Stadion: Das legendäre Old Trafford bietet 75.769 Zuschauern Platz (bei internationalen Spielen). Damit ist das 1910 erbaute Theatre of Dreams (deutsch: Theater der Träume) das zweitgrößte Stadion Englands.

Internationale Bilanz: In der Champions League ist keine Mannschaft so erfahren wie der englische Meister. Zum 19. Mal nimmt ManU in dieser Saison an der Königsklasse teil - so oft wie kein anderes Team. Seit 1996/97 waren die Engländer ununterbrochen für die CL qualifiziert. 13 Mal erreichten die Engländer aus dem Nordwesten des Landes bisher das Viertelfinale - das schaffte sonst nur der FC Bayern. In der Vorsaison war für Rooney und Co. jedoch bereits im Achtelfinale Schluss.

Duelle mit dem FC Bayern: An das letzte Aufeinandertreffen mit United erinnern sich die Bayern-Fans gerne zurück. 2010, ebenfalls im Viertelfinale, setzte sich der deutsche Rekordmeister knapp durch (2:1, 2:3) - und das, obwohl die Bayern im Rückspiel zwischenzeitlich mit 0:3 zurückgelegen hatten. Doch gegen die Engländer musste der FCB auch eine seiner bittersten Niederlagen hinnehmen, als die Bayern in der Nachspielzeit des CL-Finals 1999 (1:2) den scheinbar sicheren Titelgewinn noch aus der Hand gaben. Die Bilanz spricht dennoch leicht für den FCB: Aus neun Spielen holten die Bayern drei Siege und vier Unentschieden (bei zwei Niederlagen).

Aktuelle sportliche Situation: In der Champions League ist ManUnited auf Kurs, weniger gut läuft es in der Meisterschaft. Dort belegen die Red Devils aktuell nur Rang 7 und müssen mit zwölf Punkten Rückstand auf Platz 4 arg um die neuerliche Qualifikation für die CL bangen. Aus den Pokalwettbewerben (FA- und Ligapokal) ist United bereits ausgeschieden.

Trainer: David Moyes trat vor der laufenden Spielzeit das Erbe von Sir Alex Ferguson an, der 27 Jahre lang (!) die Geschicke in Old Trafford lenkte. Moyes betreute zuvor den FC Everton und wurde in England dreimal zum Trainer des Jahres (2003, 2005, 2009) gewählt. Einen Titel hat Moyes in seiner Laufbahn noch nicht gewonnen.

Schlüsselspieler: Rio Ferdinand, Nemanja Vidic, Patrice Evra, Ryan Giggs, Michael Carrick, Robin van Persie und natürlich Wayne Rooney: Der Kader von ManU ist gespickt mit international erfahrenen Top-Spielern.
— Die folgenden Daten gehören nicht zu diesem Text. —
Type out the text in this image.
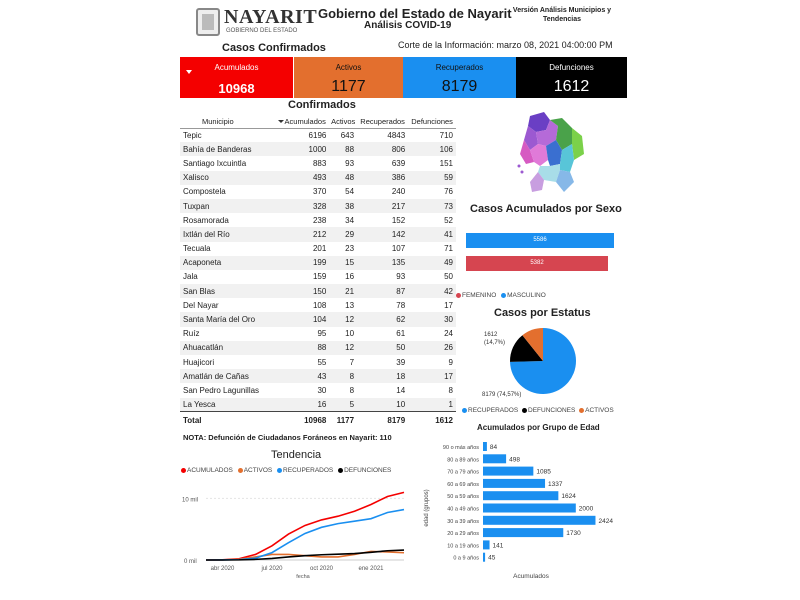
NAYARIT
GOBIERNO DEL ESTADO
Gobierno del Estado de Nayarit
Análisis COVID-19
Versión Análisis Municipios y
Tendencias
Casos Confirmados	Corte de la Información: marzo 08, 2021 04:00:00 PM
Acumulados
10968
Activos
1177
Recuperados
8179
Defunciones
1612
Confirmados
Municipio	Acumulados	Activos	Recuperados	Defunciones
Tepic	6196	643	4843	710
Bahía de Banderas	1000	88	806	106
Santiago Ixcuintla	883	93	639	151
Xalisco	493	48	386	59
Compostela	370	54	240	76
Tuxpan	328	38	217	73
Rosamorada	238	34	152	52
Ixtlán del Río	212	29	142	41
Tecuala	201	23	107	71
Acaponeta	199	15	135	49
Jala	159	16	93	50
San Blas	150	21	87	42
Del Nayar	108	13	78	17
Santa María del Oro	104	12	62	30
Ruíz	95	10	61	24
Ahuacatlán	88	12	50	26
Huajicori	55	7	39	9
Amatlán de Cañas	43	8	18	17
San Pedro Lagunillas	30	8	14	8
La Yesca	16	5	10	1
Total	10968	1177	8179	1612
Casos Acumulados por Sexo
5586
5382
FEMENINO MASCULINO
Casos por Estatus
1612
(14,7%)
8179 (74,57%)
RECUPERADOS DEFUNCIONES ACTIVOS
NOTA: Defunción de Ciudadanos Foráneos en Nayarit: 110
Tendencia
ACUMULADOS ACTIVOS RECUPERADOS DEFUNCIONES
10 mil
0 mil
abr 2020	jul 2020	oct 2020	ene 2021
fecha
Acumulados por Grupo de Edad
edad (grupos)
90 o más años 84
80 a 89 años	498
70 a 79 años	1085
60 a 69 años	1337
50 a 59 años	1624
40 a 49 años	2000
30 a 39 años	2424
20 a 29 años	1730
10 a 19 años 141
0 a 9 años 45
Acumulados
Ashley Young, Antonio Valencia und Marouane Fellaini sind ebenfalls gestandene Profis. Mit Phil Jones, Danny Welbeck und dem 18 Jahre jungen Adnan Januzaj verfügt Moyes aber auch über junge, talentierte Akteure.
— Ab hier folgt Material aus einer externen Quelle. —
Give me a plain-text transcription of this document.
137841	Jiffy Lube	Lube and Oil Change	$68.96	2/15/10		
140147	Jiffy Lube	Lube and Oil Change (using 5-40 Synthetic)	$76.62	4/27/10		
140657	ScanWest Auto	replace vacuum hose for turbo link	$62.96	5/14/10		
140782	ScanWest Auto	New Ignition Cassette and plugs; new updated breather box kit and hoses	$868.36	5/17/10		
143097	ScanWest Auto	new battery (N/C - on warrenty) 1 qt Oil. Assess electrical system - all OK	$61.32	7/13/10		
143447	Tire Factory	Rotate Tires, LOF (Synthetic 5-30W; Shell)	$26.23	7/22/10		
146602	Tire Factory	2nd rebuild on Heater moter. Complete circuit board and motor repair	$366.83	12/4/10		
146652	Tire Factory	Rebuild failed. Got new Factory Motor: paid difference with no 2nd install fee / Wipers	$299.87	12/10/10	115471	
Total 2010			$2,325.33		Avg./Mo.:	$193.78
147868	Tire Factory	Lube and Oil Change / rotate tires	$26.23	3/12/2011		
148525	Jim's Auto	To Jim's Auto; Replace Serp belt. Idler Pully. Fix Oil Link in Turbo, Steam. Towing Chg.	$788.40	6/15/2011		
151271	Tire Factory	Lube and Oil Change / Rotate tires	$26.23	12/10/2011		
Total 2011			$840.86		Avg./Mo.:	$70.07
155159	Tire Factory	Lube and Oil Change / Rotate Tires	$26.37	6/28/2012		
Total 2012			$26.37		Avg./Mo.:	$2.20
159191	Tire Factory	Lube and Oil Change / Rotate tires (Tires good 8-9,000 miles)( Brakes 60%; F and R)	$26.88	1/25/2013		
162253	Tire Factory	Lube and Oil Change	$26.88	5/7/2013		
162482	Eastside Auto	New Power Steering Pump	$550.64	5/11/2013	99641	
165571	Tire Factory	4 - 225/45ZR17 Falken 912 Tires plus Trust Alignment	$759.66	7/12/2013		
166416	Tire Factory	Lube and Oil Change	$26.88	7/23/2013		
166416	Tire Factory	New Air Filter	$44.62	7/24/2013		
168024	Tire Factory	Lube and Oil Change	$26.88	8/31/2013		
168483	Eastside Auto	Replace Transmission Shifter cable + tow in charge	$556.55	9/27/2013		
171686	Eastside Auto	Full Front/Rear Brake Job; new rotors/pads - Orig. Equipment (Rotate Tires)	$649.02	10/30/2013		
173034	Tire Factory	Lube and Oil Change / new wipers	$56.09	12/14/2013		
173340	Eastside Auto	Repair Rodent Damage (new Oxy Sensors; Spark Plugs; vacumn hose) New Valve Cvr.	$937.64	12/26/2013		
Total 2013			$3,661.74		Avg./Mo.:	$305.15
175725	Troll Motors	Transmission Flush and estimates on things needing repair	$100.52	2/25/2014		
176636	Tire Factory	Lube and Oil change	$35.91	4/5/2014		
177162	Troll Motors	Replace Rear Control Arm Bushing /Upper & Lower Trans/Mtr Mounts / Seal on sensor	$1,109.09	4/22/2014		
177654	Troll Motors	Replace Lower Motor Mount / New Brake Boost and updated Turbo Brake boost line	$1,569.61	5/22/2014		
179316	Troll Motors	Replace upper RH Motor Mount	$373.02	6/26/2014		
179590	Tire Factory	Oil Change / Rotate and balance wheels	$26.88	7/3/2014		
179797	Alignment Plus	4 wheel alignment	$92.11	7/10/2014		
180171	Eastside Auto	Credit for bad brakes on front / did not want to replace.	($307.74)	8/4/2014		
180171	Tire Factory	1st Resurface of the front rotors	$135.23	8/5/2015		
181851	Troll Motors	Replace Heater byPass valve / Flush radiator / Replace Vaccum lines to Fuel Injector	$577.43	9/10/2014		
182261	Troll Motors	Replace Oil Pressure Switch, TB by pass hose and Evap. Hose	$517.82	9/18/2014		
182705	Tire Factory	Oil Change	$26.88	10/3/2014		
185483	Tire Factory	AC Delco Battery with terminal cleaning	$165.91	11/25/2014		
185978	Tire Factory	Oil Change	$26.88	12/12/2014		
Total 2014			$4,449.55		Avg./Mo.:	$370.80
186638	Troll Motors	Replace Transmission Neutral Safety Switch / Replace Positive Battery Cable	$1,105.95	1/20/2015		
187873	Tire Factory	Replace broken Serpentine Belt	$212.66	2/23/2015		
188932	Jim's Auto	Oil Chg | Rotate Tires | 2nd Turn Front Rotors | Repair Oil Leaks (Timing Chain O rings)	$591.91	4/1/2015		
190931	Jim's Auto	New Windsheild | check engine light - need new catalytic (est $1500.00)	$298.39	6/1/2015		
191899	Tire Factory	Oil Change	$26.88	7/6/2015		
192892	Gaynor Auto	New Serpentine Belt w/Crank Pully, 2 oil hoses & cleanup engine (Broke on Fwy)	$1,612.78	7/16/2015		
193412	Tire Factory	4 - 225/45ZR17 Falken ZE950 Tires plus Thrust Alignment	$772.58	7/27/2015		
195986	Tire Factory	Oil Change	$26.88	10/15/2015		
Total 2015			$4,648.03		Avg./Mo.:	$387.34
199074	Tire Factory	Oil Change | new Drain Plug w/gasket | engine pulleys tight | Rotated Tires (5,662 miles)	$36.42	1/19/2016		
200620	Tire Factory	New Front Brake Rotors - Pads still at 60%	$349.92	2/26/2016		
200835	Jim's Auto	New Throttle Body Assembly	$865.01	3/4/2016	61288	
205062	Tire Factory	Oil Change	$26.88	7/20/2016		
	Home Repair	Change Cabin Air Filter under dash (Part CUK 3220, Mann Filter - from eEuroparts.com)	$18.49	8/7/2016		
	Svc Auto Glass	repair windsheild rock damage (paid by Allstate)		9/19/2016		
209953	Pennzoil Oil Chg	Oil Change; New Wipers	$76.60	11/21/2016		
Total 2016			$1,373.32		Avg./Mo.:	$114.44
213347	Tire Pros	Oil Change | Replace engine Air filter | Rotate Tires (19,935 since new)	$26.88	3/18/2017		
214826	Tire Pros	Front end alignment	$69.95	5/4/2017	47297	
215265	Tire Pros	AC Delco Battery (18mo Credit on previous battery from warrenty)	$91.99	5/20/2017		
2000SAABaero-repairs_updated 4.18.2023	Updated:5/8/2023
Taktik: Moyes schickt seine Elf vorwiegend im 4-2-3-1 auf den Rasen. Vor dem starken David de Gea im Tor verteidigt eine Viererkette mit u.a. Ferdinand innen und Kapitän Evra links außen. Letzterer wird im Hinspiel wegen einer Gelbsperre fehlen. Davor räumen zwei Sechser - zuletzt Giggs und Carrick - ab. Als einzige Spitze fungiert Robin van Persie, der das Duell gegen Bayern allerdings wegen einer Knieverletzung verpassen wird. Gegen Piräus wurde der Holländer von Valencia und Welbeck flankiert - auch, weil der im Winter von Chelsea geholte Juan Mata in der CL nicht spielberechtigt ist. Hinter van Persie wirbelt Rooney, der vor allem beim 5:0-Sieg in Leverkusen mit vier (!) Assists fleißig Scorerpunkte sammelte.